Combined with all the super sweet and pecan flavors going on, you shouldn’t be able to detect coconut flavor – but if you’re worried, sweeten it a little bit with some stevia and you should be fine. I like to do mine unsweetened, since the filling has tons of flavor.


This vegan pecan pie is a DREAM. Pumpkin pie is such a classic, but I think this one is on top as far as my personal favorite. I can’t resist the perfect texture combination of that creamy, rich date paste and the crunchy pecans, all nestled in that thick cookie-like crust and topped with clouds of whipped coconut cream. Pie perfection.

What dessert are you baking up for Thanksgiving?!

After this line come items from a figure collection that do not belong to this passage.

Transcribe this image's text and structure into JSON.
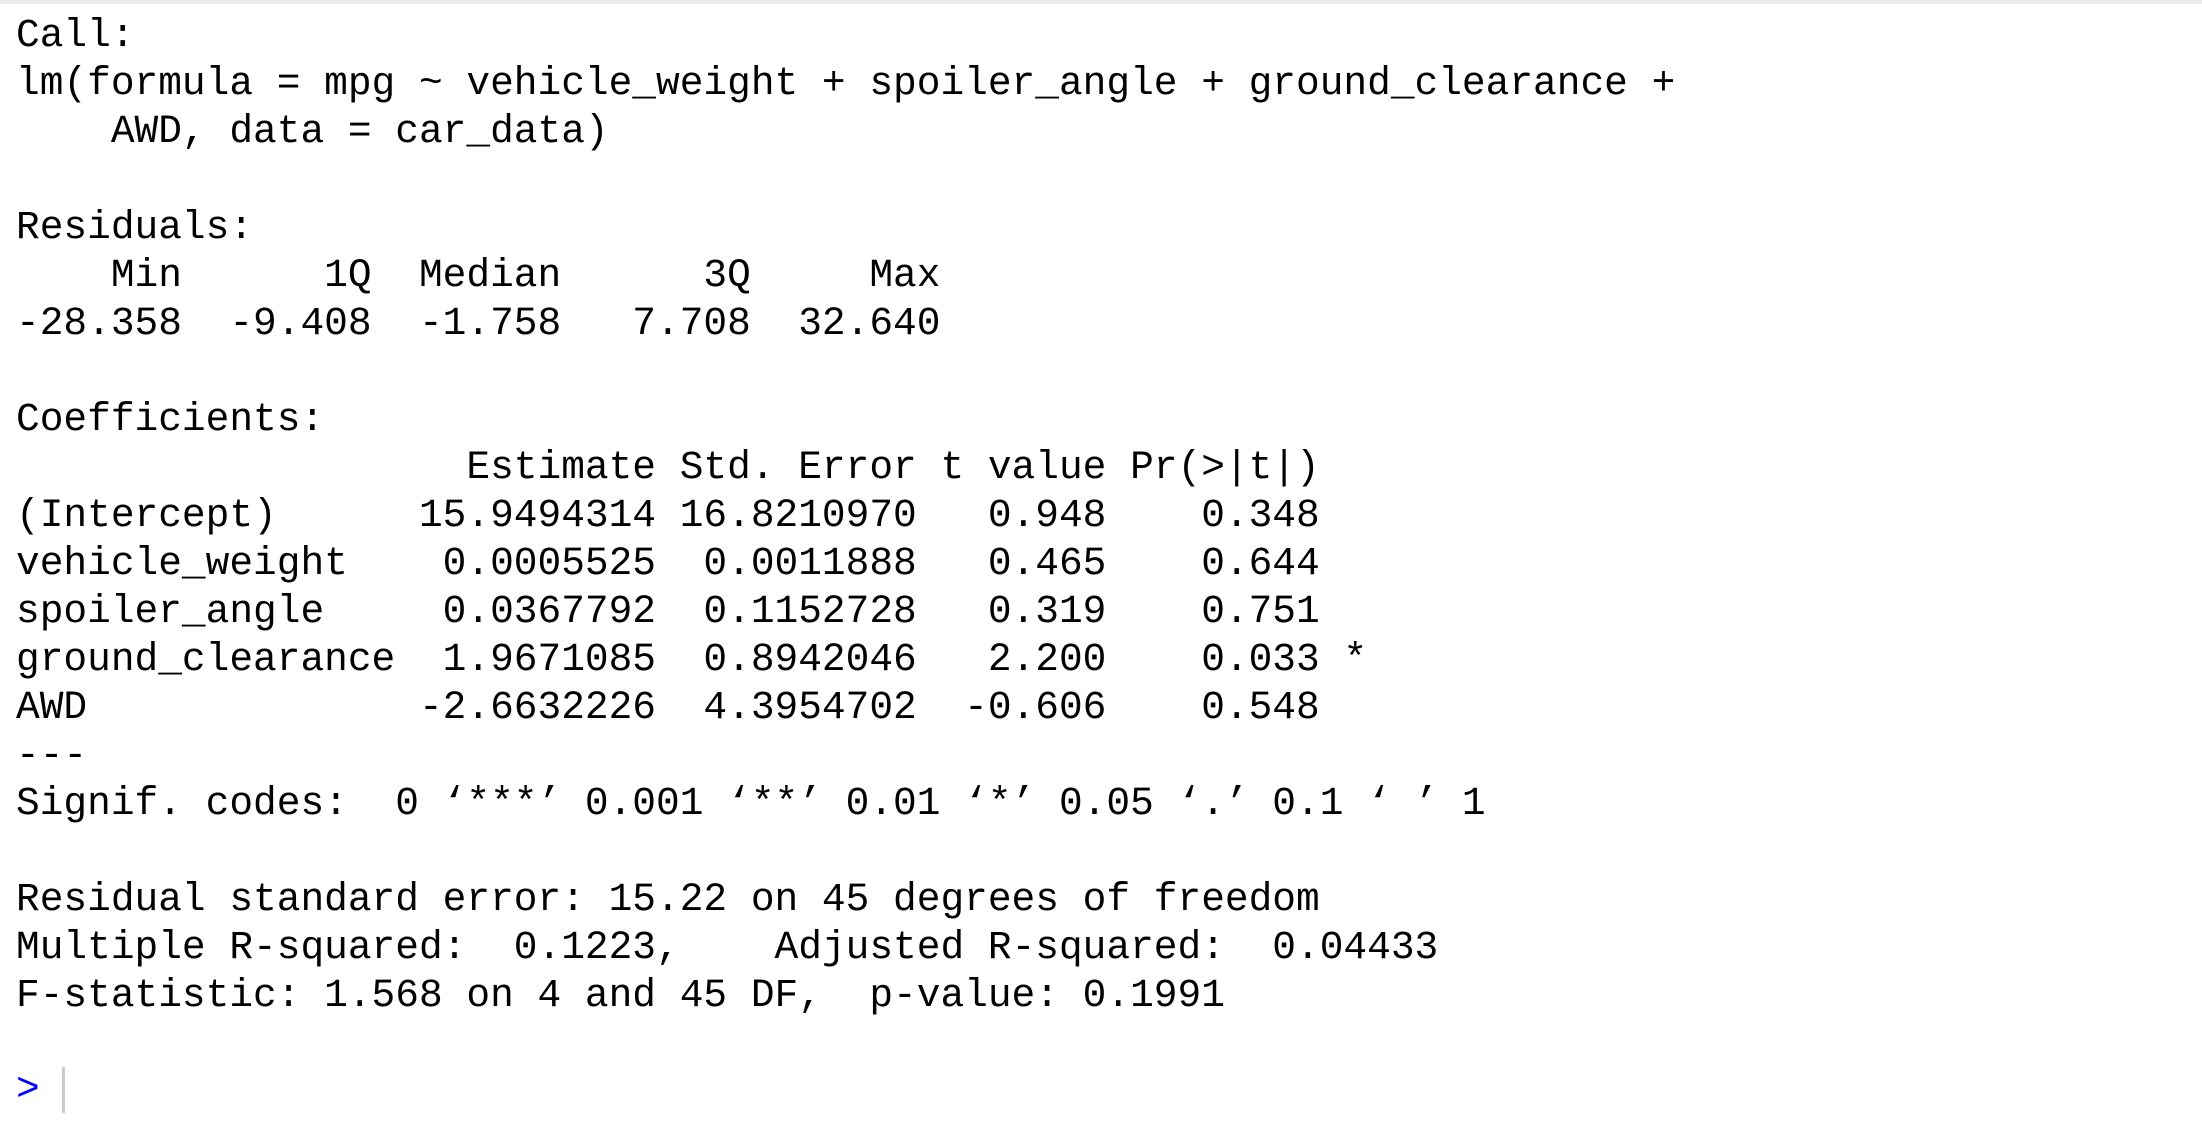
{
  "console": {
    "lines": [
      "Call:",
      "lm(formula = mpg ~ vehicle_weight + spoiler_angle + ground_clearance +",
      "    AWD, data = car_data)",
      "",
      "Residuals:",
      "    Min      1Q  Median      3Q     Max ",
      "-28.358  -9.408  -1.758   7.708  32.640 ",
      "",
      "Coefficients:",
      "                   Estimate Std. Error t value Pr(>|t|)  ",
      "(Intercept)      15.9494314 16.8210970   0.948    0.348  ",
      "vehicle_weight    0.0005525  0.0011888   0.465    0.644  ",
      "spoiler_angle     0.0367792  0.1152728   0.319    0.751  ",
      "ground_clearance  1.9671085  0.8942046   2.200    0.033 *",
      "AWD              -2.6632226  4.3954702  -0.606    0.548  ",
      "---",
      "Signif. codes:  0 ‘***’ 0.001 ‘**’ 0.01 ‘*’ 0.05 ‘.’ 0.1 ‘ ’ 1",
      "",
      "Residual standard error: 15.22 on 45 degrees of freedom",
      "Multiple R-squared:  0.1223,\tAdjusted R-squared:  0.04433 ",
      "F-statistic: 1.568 on 4 and 45 DF,  p-value: 0.1991",
      ""
    ],
    "prompt": ">",
    "prompt_color": "#0000ff"
  }
}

If you try this recipe, let me know how it goes/what you think! Take a picture and tag me @beamingbanana on Instagram. Happy baking!

Vegan Pecan Pie

Prep Time: 20 minutes

Cook Time: 20 minutes

Total Time: 40 minutes

Yield: 8 servings


  • Crust:
  • 4 c whole grain rolled oats, ground into flour
  • 1 1/2 c almond milk
  • Filling:
  • 2 c date paste (I used about 24 dates blended with 1 1/2 c hot water to get 2 c paste)
  • 1 c raw pecans
  • 1 tbsp cinnamon
  • Topping:
  • 1 c raw pecans to decorate
  • 1 can coconut cream (optional)


  1. Preheat the oven to 350 degrees.
  2. To make the crust, blend oats into flour and stir in almond milk until a thick dough forms.
  3. Press the crust into a nonstick (or sprayed) tart or pie pan, and spread gently with a spatula/hands. It takes some patience, but make sure the crust is evenly spread across the bottom and up the sides of the pan.
  4. Bake the crust for 10 minutes while you make the filling.
  5. For the filling, I blended about 24 dates with 1 1/2 cups of hot water. This made about 2 cups of date paste which I poured into a large bowl.
  6. To the date paste, add cinnamon and 1 c pecans, and stir to combine.
  7. After baking for 10 minutes, remove the crust and pour in the filling.
  8. Use the other 1 c of pecans to decorate the top of the filled pie, and put back into the oven to bake for another 10 minutes.
  9. Allow the pie to cool completely before topping with coconut whipped cream and cutting to serve.
  10. To make the whipped cream, simply use a hand mixer to whip 1 can of coconut cream. Make sure it's the unsweetened can! Part of it will be liquid, which you won't need. Scrape out the solid portion, and that's what you will whip up to stiff peaks to put on top of the pie.